SUDBURY: This year, Health Canada added two new radiological monitoring stations at SNOLAB’s surface facility at Creighton Mine in Lively, ON.
The two new stations are additions to the Radiation Protection Bureau (RPB) of Health Canada’s environmental radiation monitoring program. Through this national program, Health Canada monitors and assesses both natural and human-caused radiation in the environment, in order to help Canadians understand and manage their health risks. The program is made up of two networks, the Fixed Point Surveillance Network (FPSN), and the Canadian Radiological Monitoring Network (CRMN).
The FPSN was launched in 2002 after the terrorist attacks in the United States. The network provides real-time data from strategic locations across Canada to support Canada’s national monitoring system and the Federal Nuclear Emergency Plan.
SNOLAB’s FPSN is one of over 100 fixed point detectors monitoring radiation doses in real-time across Canada. Each detector generates a data set every 15 minutes and millions of measurements every year across the country. Results are publicly available in real time on Open Maps.

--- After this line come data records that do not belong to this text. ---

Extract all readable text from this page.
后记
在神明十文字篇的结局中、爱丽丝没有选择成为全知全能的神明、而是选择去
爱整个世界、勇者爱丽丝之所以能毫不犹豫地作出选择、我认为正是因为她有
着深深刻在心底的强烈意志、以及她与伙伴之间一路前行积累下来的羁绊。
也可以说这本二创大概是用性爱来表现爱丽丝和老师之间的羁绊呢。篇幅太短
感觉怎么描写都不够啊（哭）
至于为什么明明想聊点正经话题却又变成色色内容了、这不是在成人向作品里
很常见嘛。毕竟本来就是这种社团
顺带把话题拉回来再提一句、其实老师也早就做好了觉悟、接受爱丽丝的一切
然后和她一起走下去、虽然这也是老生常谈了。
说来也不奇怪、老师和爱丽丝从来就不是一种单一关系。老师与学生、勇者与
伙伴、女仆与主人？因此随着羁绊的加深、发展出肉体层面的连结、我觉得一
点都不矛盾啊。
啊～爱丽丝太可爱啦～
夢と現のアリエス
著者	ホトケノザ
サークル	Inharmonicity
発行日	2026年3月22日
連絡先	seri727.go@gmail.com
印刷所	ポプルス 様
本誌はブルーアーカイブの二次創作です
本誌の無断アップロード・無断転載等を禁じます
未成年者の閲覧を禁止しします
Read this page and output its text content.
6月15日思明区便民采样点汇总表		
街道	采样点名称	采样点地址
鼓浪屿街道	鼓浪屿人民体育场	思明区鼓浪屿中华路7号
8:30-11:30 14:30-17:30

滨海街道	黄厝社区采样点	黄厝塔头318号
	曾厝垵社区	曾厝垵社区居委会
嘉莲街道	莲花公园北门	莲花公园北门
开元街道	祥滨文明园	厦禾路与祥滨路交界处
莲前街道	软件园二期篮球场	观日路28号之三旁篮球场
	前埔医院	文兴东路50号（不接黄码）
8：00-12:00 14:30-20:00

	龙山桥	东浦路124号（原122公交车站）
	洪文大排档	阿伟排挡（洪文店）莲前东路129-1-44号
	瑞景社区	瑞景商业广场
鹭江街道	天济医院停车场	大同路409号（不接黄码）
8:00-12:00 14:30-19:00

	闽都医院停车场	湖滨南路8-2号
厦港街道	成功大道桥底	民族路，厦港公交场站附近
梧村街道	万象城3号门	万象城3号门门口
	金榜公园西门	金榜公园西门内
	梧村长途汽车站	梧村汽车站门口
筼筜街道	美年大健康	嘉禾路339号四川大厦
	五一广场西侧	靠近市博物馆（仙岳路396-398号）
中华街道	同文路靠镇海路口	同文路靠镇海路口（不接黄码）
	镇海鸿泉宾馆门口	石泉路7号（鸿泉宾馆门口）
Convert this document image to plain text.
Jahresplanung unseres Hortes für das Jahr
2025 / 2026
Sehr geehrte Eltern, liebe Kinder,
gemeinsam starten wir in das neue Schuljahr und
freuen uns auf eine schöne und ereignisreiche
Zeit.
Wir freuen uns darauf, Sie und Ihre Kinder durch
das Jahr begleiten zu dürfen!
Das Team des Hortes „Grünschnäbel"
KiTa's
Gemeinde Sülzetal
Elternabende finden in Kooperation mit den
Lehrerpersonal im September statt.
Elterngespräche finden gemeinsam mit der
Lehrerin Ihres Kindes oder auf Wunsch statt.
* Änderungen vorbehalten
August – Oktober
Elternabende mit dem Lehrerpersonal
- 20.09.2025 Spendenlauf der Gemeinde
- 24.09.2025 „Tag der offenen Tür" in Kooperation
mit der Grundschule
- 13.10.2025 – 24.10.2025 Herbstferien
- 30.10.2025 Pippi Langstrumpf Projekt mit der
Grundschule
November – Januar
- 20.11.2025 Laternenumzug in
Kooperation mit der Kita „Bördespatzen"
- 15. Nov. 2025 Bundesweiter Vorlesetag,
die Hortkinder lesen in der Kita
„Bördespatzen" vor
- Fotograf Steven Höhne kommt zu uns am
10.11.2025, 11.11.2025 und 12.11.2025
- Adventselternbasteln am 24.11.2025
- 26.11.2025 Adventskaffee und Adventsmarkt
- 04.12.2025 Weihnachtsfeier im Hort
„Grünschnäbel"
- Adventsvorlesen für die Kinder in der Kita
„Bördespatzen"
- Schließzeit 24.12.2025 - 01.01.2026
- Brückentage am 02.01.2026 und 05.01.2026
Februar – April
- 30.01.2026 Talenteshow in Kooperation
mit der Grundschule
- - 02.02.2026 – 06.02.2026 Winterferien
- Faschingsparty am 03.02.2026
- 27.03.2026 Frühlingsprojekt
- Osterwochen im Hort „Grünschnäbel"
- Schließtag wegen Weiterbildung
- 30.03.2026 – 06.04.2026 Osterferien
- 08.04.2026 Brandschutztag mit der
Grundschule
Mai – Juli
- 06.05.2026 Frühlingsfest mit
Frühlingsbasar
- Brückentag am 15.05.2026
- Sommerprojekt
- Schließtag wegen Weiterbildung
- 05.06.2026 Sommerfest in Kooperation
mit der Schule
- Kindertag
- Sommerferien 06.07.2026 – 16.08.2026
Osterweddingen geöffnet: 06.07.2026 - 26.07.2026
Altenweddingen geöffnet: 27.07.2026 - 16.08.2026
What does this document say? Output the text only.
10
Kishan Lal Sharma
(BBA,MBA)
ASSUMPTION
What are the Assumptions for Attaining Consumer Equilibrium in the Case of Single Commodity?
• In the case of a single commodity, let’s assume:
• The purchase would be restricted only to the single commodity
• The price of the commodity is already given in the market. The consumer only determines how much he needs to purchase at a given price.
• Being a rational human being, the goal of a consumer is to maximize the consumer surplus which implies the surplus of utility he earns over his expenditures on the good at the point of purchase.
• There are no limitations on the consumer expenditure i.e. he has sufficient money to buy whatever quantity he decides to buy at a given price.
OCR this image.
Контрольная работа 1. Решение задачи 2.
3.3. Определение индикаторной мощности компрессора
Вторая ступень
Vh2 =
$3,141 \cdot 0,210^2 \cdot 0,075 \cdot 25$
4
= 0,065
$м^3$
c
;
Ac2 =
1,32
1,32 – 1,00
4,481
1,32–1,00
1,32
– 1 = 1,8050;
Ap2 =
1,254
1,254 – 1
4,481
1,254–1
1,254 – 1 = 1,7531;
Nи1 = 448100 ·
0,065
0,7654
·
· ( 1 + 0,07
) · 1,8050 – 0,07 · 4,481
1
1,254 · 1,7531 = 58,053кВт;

In operation since 1959, the CRMN collects air particulate, precipitation, and water vapour samples at various sites across the country, which are then measured in the RPB lab in Ottawa. SNOLAB’s CRMN is one of 30 dedicated radiological monitoring stations also across Canada, providing weekly air, deposition, and dosimeter data. (A dosimeter is an instrument used to measure ionizing radiation exposure.) SNOLAB’s scientific support staff oversee weekly monitoring at the Sudbury station. SNOLAB staff ships the air filter and precipitation samples to Health Canada in Ottawa, while dosimeter samples are shipped every four months.
The data from both these networks have helped to establish long-term trends in environmental radioactivity from natural contributions. With the continuous monitoring, RPB is able to identify radioactivity generated by human activities such as historical fallout, nuclear power generation, medical isotope production, and international nuclear or radiological incidents. RPB aims to help Canadians understand sources of ionizing radiation in their surroundings and to make informed decisions to manage their exposure.
The radiological monitoring station builds on Health Canada’s existing partnership with SNOLAB’s underground Low Background Counting Facility.
“Together with the help of various research institutions, SNOLAB is excited to help Health Canada improve their understanding of environmental radiation,” says Jeter Hall, SNOLAB’s Director of Research. “SNOLAB maintains Germanium counters, radon counters, and even maintains a materials radioactivity data repository to better understand sources of radiation.”
For example, SNOLAB will sometimes perform gamma counting of the air filters at SNOLAB’s clean surface lab, to increase the number of isotopes that can be measured. SNOLAB can measure gamma radiation more sensitively than surface laboratories, Hall says.
The Radiation Protection Bureau welcomes this collaboration and hopes to better integrate SNOLAB’s capacity in Health Canada’s testing and analysis.